Clearly my Delhi friend was absolutely right. Even Doubting Thomas would have felt right at home.

*

“Here,” said Mr. Shankardass, leading me to his garden, “we live in heaven.”

I looked around the lush African foliage, multicolored flowers ablaze amid the verdant Nairobi green. “It certainly looks like paradise,” I replied.

“I don't mean the garden,” my eighty-six-year-old host replied. “I mean Kenya.” Mr. Shankardass's garden was a metaphor: a fertile place in magnificent bloom, it stood for the life that Indians were able to lead in this corner of East Africa.

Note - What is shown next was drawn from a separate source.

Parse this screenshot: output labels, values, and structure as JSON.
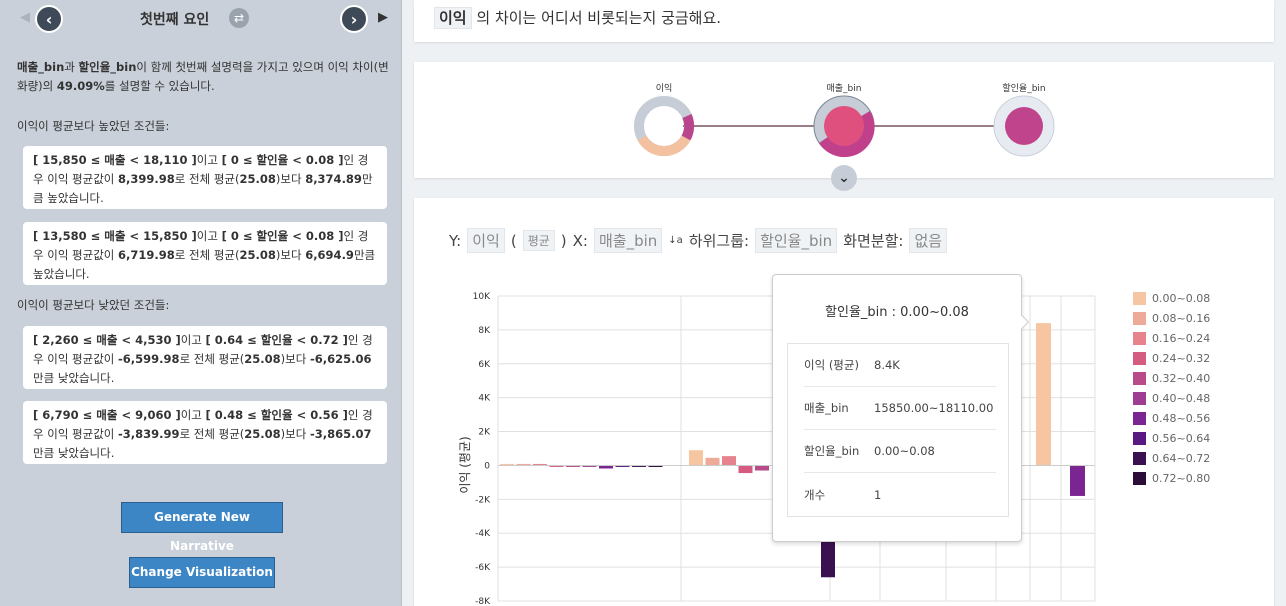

Mr. Shankardass and his wife were both born in Kenya, when it was a British colony. They had grown up amid anticolonial ferment, in which most Asians — descended mainly from nineteenth-century migrants and indentured workers from the Indian subcontinent — made common cause with their African fellow subjects. But when independence came, some Africans looked on the Asians as inter-lopers, foreigners depriving the locals of jobs and economic opportunity. In next-door Uganda in 1972, the dictator Idi Amin gave his entire Asian population seventy-two hours to leave the country for good. The mass expulsion of Ugandan Asians, mainly people who had never known any other home, sent tremors through the Asian community in Kenya and Tanzania as well. But their fears proved unfounded. Asians stayed on in Kenya as honored and respected citizens, building flourishing businesses and excelling in the professions. Mr. Shankardass's garden was emblematic of that.

But I couldn't help wondering, as I devoured a delicious Punjabi lunch on his porch with three generations of his Kenya-born family, whether the garden was an oasis as well, isolating the Asians from the Africans among whom they prospered. Indians abroad are often an insular people, focusing on their own community, customs, and (as I could savor it) cuisine. Did Mr. Shankardass's heaven have room for African angels, too?